J&J owes that better-than-expected outcome to guidelines issued by the Liver Society in January. Those guidelines recommend the use of Olysio and Sovaldi in genotype 1 patients that can't tolerate, or are ineligible for peg-interferon. That suggests that most of Olysio's sales also have a corresponding sale of Sovaldi.
Of course, both drugs face potential competition, and particularly given pricing pressure on Sovaldi (a full course of treatment costs $84,000, which has provoked an enormous payer outcry), investors will want to watch these competing drugs very carefully.
AbbVie and Bristol-Myers are arguably the two closest to commercialization. In phase 3 trials, AbbVie's three drug cocktail cleared hepatitis C in 90% of genotype 1a patients when used without ribavirin, and 97% of patients when combined with ribavirin. Results were even better in genotype 1b patients, rising to 99% among this easier-to-treat patient population. AbbVie filed for FDA approval of this cocktail in late April.
Bristol-Myers is also nearing approval for its hepatitis drug, daclatasvir. Daclatasvir posted up to 100% cure rates in phase 2 trials that combined it with Sovaldi. Based on that mid stage success, European regulators have already approved the combination for compassionate use in critical cases of hepatitis C. Bristol filed for FDA approval of daclatasvir, and another hepatitis C drug, asunaprevir, in early April.
Merck appears to be furthest away from an FDA green-light, given it just reported phase 2 data for its two drug, one pill, combination of MK-5172 and MK-8742. That regimen eliminated the virus in 98% of genotype 1 patients during those trials. Based on that success, Merck is advancing the therapy into phase 3 trials.

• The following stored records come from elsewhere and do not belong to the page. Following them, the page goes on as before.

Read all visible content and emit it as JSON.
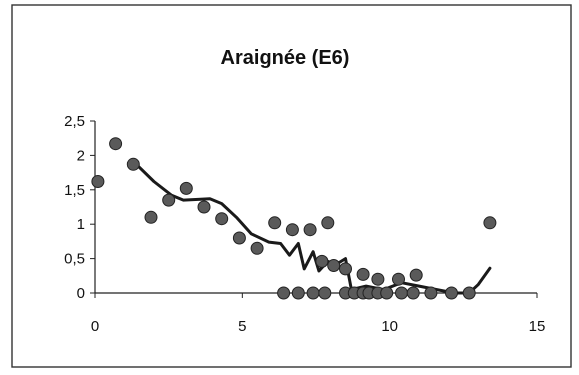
{
  "chart_data": {
    "type": "scatter",
    "title": "Araignée (E6)",
    "xlabel": "",
    "ylabel": "",
    "xlim": [
      0,
      15
    ],
    "ylim": [
      0,
      2.5
    ],
    "x_ticks": [
      "0",
      "5",
      "10",
      "15"
    ],
    "y_ticks": [
      "0",
      "0,5",
      "1",
      "1,5",
      "2",
      "2,5"
    ],
    "grid": false,
    "legend": "none",
    "colors": {
      "marker": "#5a5a5a",
      "marker_edge": "#222222",
      "line": "#1a1a1a",
      "frame": "#333333"
    },
    "series": [
      {
        "kind": "points",
        "points": [
          [
            0.1,
            1.62
          ],
          [
            0.7,
            2.17
          ],
          [
            1.3,
            1.87
          ],
          [
            1.9,
            1.1
          ],
          [
            2.5,
            1.35
          ],
          [
            3.1,
            1.52
          ],
          [
            3.7,
            1.25
          ],
          [
            4.3,
            1.08
          ],
          [
            4.9,
            0.8
          ],
          [
            5.5,
            0.65
          ],
          [
            6.1,
            1.02
          ],
          [
            6.7,
            0.92
          ],
          [
            7.3,
            0.92
          ],
          [
            7.9,
            1.02
          ],
          [
            7.7,
            0.46
          ],
          [
            8.1,
            0.4
          ],
          [
            8.5,
            0.35
          ],
          [
            9.1,
            0.27
          ],
          [
            9.6,
            0.2
          ],
          [
            10.3,
            0.2
          ],
          [
            10.9,
            0.26
          ],
          [
            6.4,
            0.0
          ],
          [
            6.9,
            0.0
          ],
          [
            7.4,
            0.0
          ],
          [
            7.8,
            0.0
          ],
          [
            8.5,
            0.0
          ],
          [
            8.8,
            0.0
          ],
          [
            9.1,
            0.0
          ],
          [
            9.3,
            0.0
          ],
          [
            9.6,
            0.0
          ],
          [
            9.9,
            0.0
          ],
          [
            10.4,
            0.0
          ],
          [
            10.8,
            0.0
          ],
          [
            11.4,
            0.0
          ],
          [
            12.1,
            0.0
          ],
          [
            12.7,
            0.0
          ],
          [
            13.4,
            1.02
          ]
        ]
      },
      {
        "kind": "line",
        "points": [
          [
            1.4,
            1.87
          ],
          [
            2.0,
            1.62
          ],
          [
            2.6,
            1.42
          ],
          [
            3.0,
            1.35
          ],
          [
            3.5,
            1.36
          ],
          [
            3.9,
            1.37
          ],
          [
            4.3,
            1.3
          ],
          [
            4.8,
            1.1
          ],
          [
            5.3,
            0.86
          ],
          [
            5.9,
            0.74
          ],
          [
            6.3,
            0.72
          ],
          [
            6.6,
            0.55
          ],
          [
            6.9,
            0.72
          ],
          [
            7.1,
            0.35
          ],
          [
            7.4,
            0.6
          ],
          [
            7.6,
            0.32
          ],
          [
            7.9,
            0.46
          ],
          [
            8.2,
            0.42
          ],
          [
            8.5,
            0.5
          ],
          [
            8.7,
            0.05
          ],
          [
            9.2,
            0.1
          ],
          [
            9.8,
            0.05
          ],
          [
            10.4,
            0.15
          ],
          [
            11.0,
            0.1
          ],
          [
            11.6,
            0.05
          ],
          [
            12.2,
            0.0
          ],
          [
            12.7,
            0.0
          ],
          [
            13.0,
            0.12
          ],
          [
            13.4,
            0.36
          ]
        ]
      }
    ]
  }
}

Fool-worthy final thoughts
If AbbVie, Bristol, and Merck do get the FDA nod, they may take some market share from Sovaldi and Olysio, which currently have the market all to themselves.
I think Gilead is likely less at risk of losing its market share to these new players, since it has already filed for approval for its second-generation Sovaldi therapy.

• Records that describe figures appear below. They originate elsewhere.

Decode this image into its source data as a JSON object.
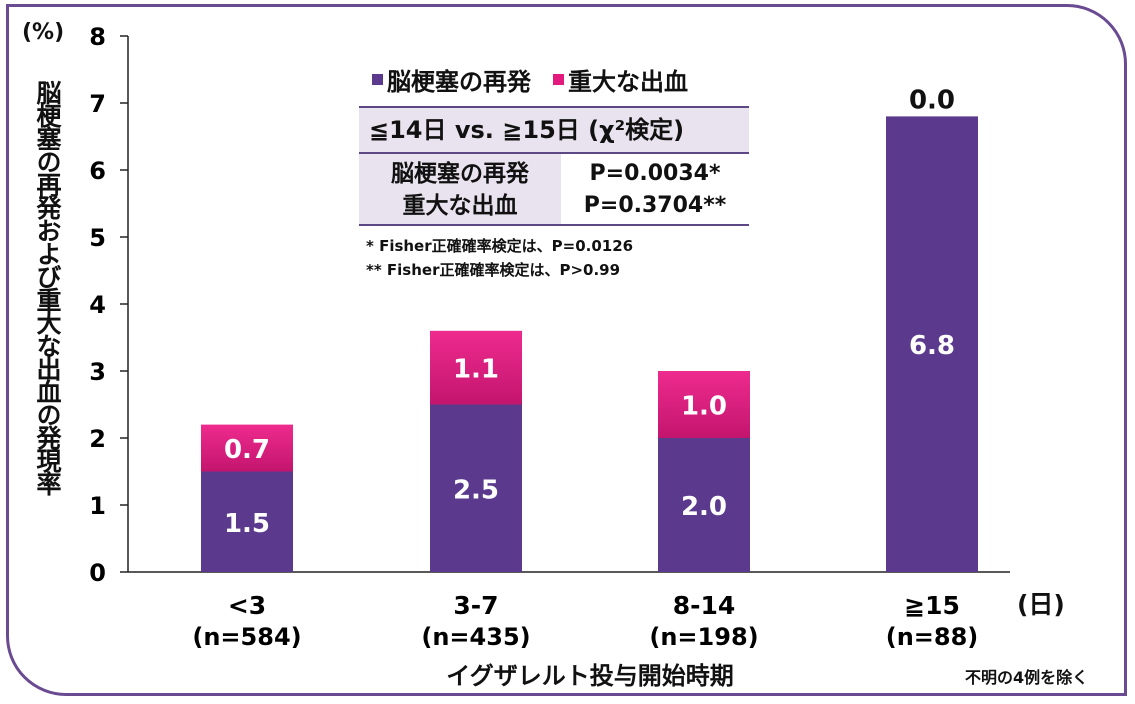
{
  "chart_data": {
    "type": "bar",
    "stacked": true,
    "categories": [
      "<3",
      "3-7",
      "8-14",
      "≧15"
    ],
    "category_n": [
      "(n=584)",
      "(n=435)",
      "(n=198)",
      "(n=88)"
    ],
    "series": [
      {
        "name": "脳梗塞の再発",
        "color": "#5b3a8e",
        "values": [
          1.5,
          2.5,
          2.0,
          6.8
        ],
        "labels": [
          "1.5",
          "2.5",
          "2.0",
          "6.8"
        ]
      },
      {
        "name": "重大な出血",
        "color": "#e3197e",
        "values": [
          0.7,
          1.1,
          1.0,
          0.0
        ],
        "labels": [
          "0.7",
          "1.1",
          "1.0",
          "0.0"
        ]
      }
    ],
    "ylim": [
      0,
      8
    ],
    "yticks": [
      "0",
      "1",
      "2",
      "3",
      "4",
      "5",
      "6",
      "7",
      "8"
    ],
    "ylabel": "脳梗塞の再発および重大な出血の発現率",
    "yunit": "(%)",
    "xlabel": "イグザレルト投与開始時期",
    "xunit": "(日)",
    "legend_position": "top-center",
    "grid": false
  },
  "stats_table": {
    "header": "≦14日 vs. ≧15日 (χ²検定)",
    "rows": [
      {
        "label": "脳梗塞の再発",
        "value": "P=0.0034*"
      },
      {
        "label": "重大な出血",
        "value": "P=0.3704**"
      }
    ]
  },
  "notes": [
    "* Fisher正確確率検定は、P=0.0126",
    "** Fisher正確確率検定は、P>0.99"
  ],
  "footnote": "不明の4例を除く"
}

Gilead's latest approach combines Sovaldi with another Gilead drug, ledipasvir. If the FDA approves that therapy this fall, that combination could become the first approved therapy to eliminate the use of both interferon and ribavirin -- and don't forget the dosing advantage of one tablet a day.

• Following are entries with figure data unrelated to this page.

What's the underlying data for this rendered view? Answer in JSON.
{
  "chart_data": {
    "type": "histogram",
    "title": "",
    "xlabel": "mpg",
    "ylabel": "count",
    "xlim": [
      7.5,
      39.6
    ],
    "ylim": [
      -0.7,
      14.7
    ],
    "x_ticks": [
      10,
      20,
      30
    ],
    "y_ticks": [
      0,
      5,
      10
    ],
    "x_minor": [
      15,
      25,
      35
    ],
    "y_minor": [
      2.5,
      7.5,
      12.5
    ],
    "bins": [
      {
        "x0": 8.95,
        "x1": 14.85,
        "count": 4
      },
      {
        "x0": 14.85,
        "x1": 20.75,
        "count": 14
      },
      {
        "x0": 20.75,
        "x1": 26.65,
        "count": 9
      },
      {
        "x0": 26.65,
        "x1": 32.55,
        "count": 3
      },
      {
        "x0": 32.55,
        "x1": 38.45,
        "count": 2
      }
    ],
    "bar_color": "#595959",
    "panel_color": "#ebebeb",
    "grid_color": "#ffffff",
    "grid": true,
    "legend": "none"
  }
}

Meanwhile, Bristol-Myers has also filed for approval of its daclatasvir and asunaprevir combination, and AbbVie plans to file approval for a three drug combination soon, too.
That means this market is about to get very crowded, very soon. Most are confident that Gilead will ultimately be the biggest winner out of all the new treatments, but it remains to be seen which company will come out with the runner-up. For now, it's Olysio.